Prisão de integrantes no Maranhão
Foram detidos no estado Alex Maylon Passinho Dominici e Celis de Castro Medeiros Júnior, apontados como responsáveis pelo núcleo maranhense da quadrilha, encarregado de lavar capitais e operar contas digitais usadas no esquema. Um terceiro suspeito, Yago de Araújo Silva, foi preso no Rio de Janeiro, enquanto Saulo Zanibone de Paiva, considerado braço direito do líder, segue foragido.

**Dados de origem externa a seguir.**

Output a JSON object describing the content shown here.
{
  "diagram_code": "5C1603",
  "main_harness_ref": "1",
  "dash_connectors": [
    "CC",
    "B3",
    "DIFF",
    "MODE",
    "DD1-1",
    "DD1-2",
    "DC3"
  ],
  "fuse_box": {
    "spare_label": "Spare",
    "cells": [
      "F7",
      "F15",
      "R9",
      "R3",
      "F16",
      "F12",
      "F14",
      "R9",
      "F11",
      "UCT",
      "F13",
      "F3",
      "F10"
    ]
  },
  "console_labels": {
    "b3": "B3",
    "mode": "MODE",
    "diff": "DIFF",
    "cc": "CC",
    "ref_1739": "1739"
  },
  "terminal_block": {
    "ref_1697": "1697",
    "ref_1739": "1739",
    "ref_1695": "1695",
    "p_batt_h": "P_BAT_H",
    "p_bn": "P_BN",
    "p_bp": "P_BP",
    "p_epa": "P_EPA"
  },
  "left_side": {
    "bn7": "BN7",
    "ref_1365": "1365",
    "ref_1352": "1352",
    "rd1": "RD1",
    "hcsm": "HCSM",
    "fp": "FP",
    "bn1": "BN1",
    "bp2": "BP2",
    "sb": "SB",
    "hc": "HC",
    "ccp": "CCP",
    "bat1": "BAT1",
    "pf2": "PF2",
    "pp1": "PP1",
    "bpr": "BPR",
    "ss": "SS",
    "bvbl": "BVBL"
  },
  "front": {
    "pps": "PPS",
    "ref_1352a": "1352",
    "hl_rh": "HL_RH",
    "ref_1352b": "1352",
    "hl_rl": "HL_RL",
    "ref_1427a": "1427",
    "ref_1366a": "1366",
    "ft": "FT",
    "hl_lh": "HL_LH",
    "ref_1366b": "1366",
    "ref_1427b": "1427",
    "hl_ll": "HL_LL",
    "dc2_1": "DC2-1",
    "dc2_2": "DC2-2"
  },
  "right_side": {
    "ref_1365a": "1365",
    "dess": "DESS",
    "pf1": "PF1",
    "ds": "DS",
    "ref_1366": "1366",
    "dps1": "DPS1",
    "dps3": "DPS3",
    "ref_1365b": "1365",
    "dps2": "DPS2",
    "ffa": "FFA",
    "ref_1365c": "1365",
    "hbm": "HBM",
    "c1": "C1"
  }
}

Os presos no Maranhão são os dois homens da direita, Celis e Alex. (Foto: Reprodução/TV Globo)
Ao todo, a Justiça expediu quatro mandados de prisão e 23 de busca e apreensão no Maranhão e no Rio de Janeiro.
Como funcionava o esquema
A investigação teve início em março de 2021, quando uma fintech denunciou um golpe de R$ 1 milhão. Os criminosos utilizavam documentos falsos para criar múltiplas contas digitais e explorar falhas nos sistemas das empresas, desviando valores por meio de transações automatizadas. Em apenas uma das empresas vítimas, foram identificadas 238 contas digitais usadas para movimentações suspeitas.
O grupo também fazia depósitos em espécie e transferências sucessivas para empresas de fachada, com o objetivo de ocultar a origem dos recursos. O Coaf auxiliou no rastreamento das operações, revelando a complexidade da rede financeira montada pela quadrilha.
Ligação com o “Faraó dos Bitcoins”
Parte das transações identificadas pelos investigadores envolvia negociações com o grupo de Glaidson Acácio dos Santos, conhecido como “Faraó dos Bitcoins”, acusado de comandar um dos maiores esquemas de pirâmide financeira do país. Embora haja conexão entre as operações, Glaidson não é alvo da ação desta quarta-feira.
Bloqueio de bens e crimes investigados
A Justiça determinou o sequestro de R$ 150 milhões em bens, incluindo imóveis, veículos e valores em contas bancárias. Os investigados podem responder por:
- Organização criminosa
- Estelionato
- Falsificação de documento público
- Uso de documento falso
- Lavagem de dinheiro
Atuação interestadual
Além do Maranhão e do Rio de Janeiro, a organização também operava em Minas Gerais, ampliando o alcance das fraudes e dificultando o rastreamento das transações.
O que são fintechs
As fintechs são empresas de tecnologia financeira que oferecem serviços como pagamentos, transferências, emissão de boletos, cartões e empréstimos de forma digital. Por operarem com sistemas automatizados e grande volume de transações, tornam-se alvos frequentes de golpes que exploram vulnerabilidades tecnológicas.